A platéia ouviu atenta os bastidores da cobertura feita por Policarpo do escândalo que derrubou o ex-presidente do Senado Renan Calheiros. "Em Brasília, todo mundo sabia de Renan e Mônica Veloso. Eles andavam de mãos dadas, iam juntos a festas". "Até então, isso era da vida particular dele. Adultério nem é mais crime. O problema foi quando entrou um lobista na história", contou.

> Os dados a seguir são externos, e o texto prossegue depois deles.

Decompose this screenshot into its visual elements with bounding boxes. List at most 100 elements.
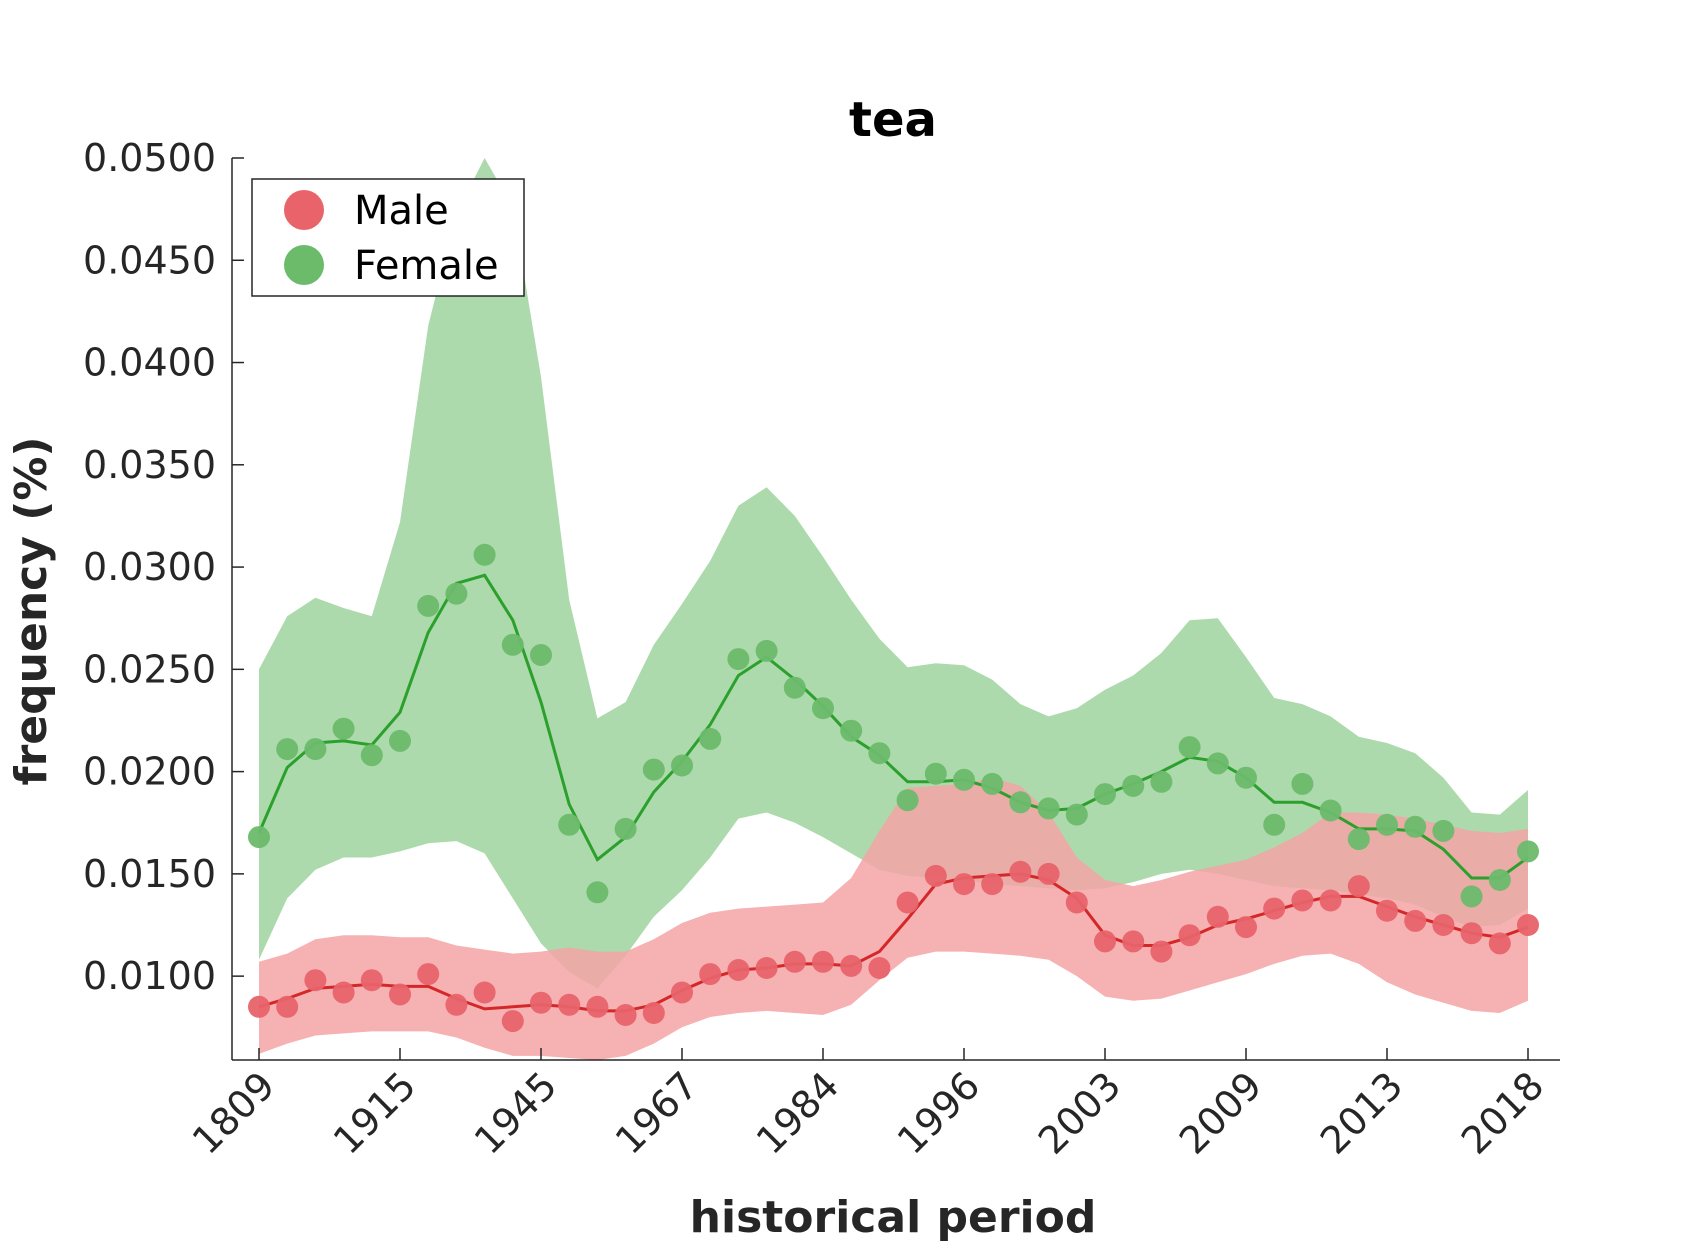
point-male <box>1094 930 1116 953</box>
point-female <box>1065 803 1088 826</box>
chart-title: tea <box>849 92 937 148</box>
point-male <box>332 981 355 1004</box>
line-female <box>257 573 1529 880</box>
y-tick-label: 0.0500 <box>83 136 216 180</box>
point-female <box>1319 799 1342 822</box>
confidence-bands <box>259 158 1528 1060</box>
point-female <box>332 717 355 740</box>
point-male <box>953 873 975 896</box>
point-female <box>1488 869 1511 891</box>
point-female <box>755 639 778 662</box>
band-male <box>259 777 1528 1060</box>
point-female <box>642 758 665 781</box>
point-female <box>586 881 609 904</box>
point-male <box>783 950 806 973</box>
point-female <box>445 582 468 605</box>
y-tick-label: 0.0350 <box>83 443 216 487</box>
point-male <box>924 864 947 887</box>
y-axis-title: frequency (%) <box>6 436 57 785</box>
band-female <box>259 158 1528 989</box>
point-male <box>1206 905 1229 928</box>
point-female <box>1517 840 1539 863</box>
point-male <box>501 1010 524 1033</box>
point-male <box>868 957 891 979</box>
point-female <box>1432 819 1455 842</box>
point-female <box>1291 772 1314 795</box>
point-female <box>727 648 750 671</box>
point-male <box>1291 889 1314 912</box>
point-female <box>1206 752 1229 775</box>
y-tick-label: 0.0450 <box>83 238 216 282</box>
point-male <box>1235 916 1257 939</box>
point-female <box>248 826 270 849</box>
point-female <box>360 744 383 767</box>
point-male <box>840 954 863 977</box>
point-male <box>1319 889 1342 912</box>
point-female <box>671 754 693 777</box>
point-female <box>868 742 891 765</box>
point-female <box>1122 774 1145 797</box>
point-male <box>727 959 750 981</box>
legend-label-female: Female <box>354 243 499 289</box>
point-male <box>276 995 299 1018</box>
point-male <box>558 993 581 1016</box>
point-female <box>473 543 496 566</box>
y-tick-label: 0.0200 <box>83 750 216 794</box>
point-male <box>1263 897 1286 920</box>
point-male <box>1404 909 1427 932</box>
point-male <box>473 981 496 1004</box>
point-female <box>1460 885 1483 908</box>
y-tick-label: 0.0300 <box>83 545 216 589</box>
point-male <box>1376 899 1398 922</box>
point-female <box>1404 815 1427 838</box>
legend: Male Female <box>251 178 525 297</box>
point-male <box>1122 930 1145 953</box>
point-female <box>304 738 327 761</box>
point-male <box>812 950 834 973</box>
point-female <box>1235 766 1257 789</box>
point-female <box>812 697 834 720</box>
point-male <box>1432 914 1455 936</box>
point-female <box>1263 813 1286 836</box>
point-female <box>699 727 722 750</box>
smoothed-lines <box>257 573 1529 1013</box>
point-male <box>1488 932 1511 955</box>
point-male <box>1065 891 1088 914</box>
point-female <box>1347 828 1370 851</box>
point-female <box>896 789 919 812</box>
legend-marker-male <box>284 190 324 230</box>
point-male <box>699 963 722 986</box>
y-tick-label: 0.0150 <box>83 852 216 896</box>
point-female <box>840 719 863 742</box>
point-female <box>1037 797 1060 820</box>
point-male <box>981 873 1004 896</box>
point-male <box>614 1004 637 1026</box>
point-male <box>1347 875 1370 898</box>
point-male <box>389 983 411 1006</box>
point-male <box>1178 924 1201 947</box>
point-female <box>783 676 806 699</box>
y-tick-label: 0.0400 <box>83 341 216 385</box>
point-female <box>981 772 1004 795</box>
point-male <box>1150 940 1173 963</box>
legend-marker-female <box>284 245 324 285</box>
point-male <box>1517 914 1539 936</box>
x-axis-title: historical period <box>690 1192 1097 1243</box>
point-female <box>1178 736 1201 759</box>
point-male <box>586 995 609 1018</box>
point-female <box>1376 813 1398 836</box>
point-female <box>276 738 299 761</box>
point-male <box>671 981 693 1004</box>
point-female <box>389 729 411 752</box>
y-tick-label: 0.0250 <box>83 647 216 691</box>
legend-label-male: Male <box>354 188 449 234</box>
point-male <box>248 995 270 1018</box>
point-female <box>924 762 947 785</box>
y-tick-label: 0.0100 <box>83 954 216 998</box>
point-male <box>445 993 468 1016</box>
point-male <box>304 969 327 992</box>
line-male <box>258 872 1529 1013</box>
point-female <box>417 594 440 617</box>
point-male <box>1009 860 1032 883</box>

O furo partiu de fontes ligadas à ex-amante de Renan. Após se interar do caso, o repórter de Veja ligou para o empresário Zuleido Veras, que teria pagado a pensão da filha do casal em troca de favorecimentos. Policarpo disse a ele que já tinha informações sobre o assunto ("O entrevistado nunca sabe o quanto você já sabe"), e o empreiteiro confirmou que entregava dinheiro à Mônica Veloso a pedido do senador.
Após a publicação da matéria, o ex-senador tentou justificar-se. Recebeu Policarpo em sua casa e disse que tinha rendimentos agropecuários para pagar a pensão de sua filha com a ex-amante. Argumentou que se tratava de um assunto pessoal. O repórter respondeu que se havia algum tipo de favorecimento sob sua condição de homem público, não era mais um assunto pessoal.
"Houve um elemento-surpresa. O Zuleido e o Renan não tiveram tempo de conversar entre uma entrevista e outra. Não deu para combinar nenhuma história", lembrou Policarpo.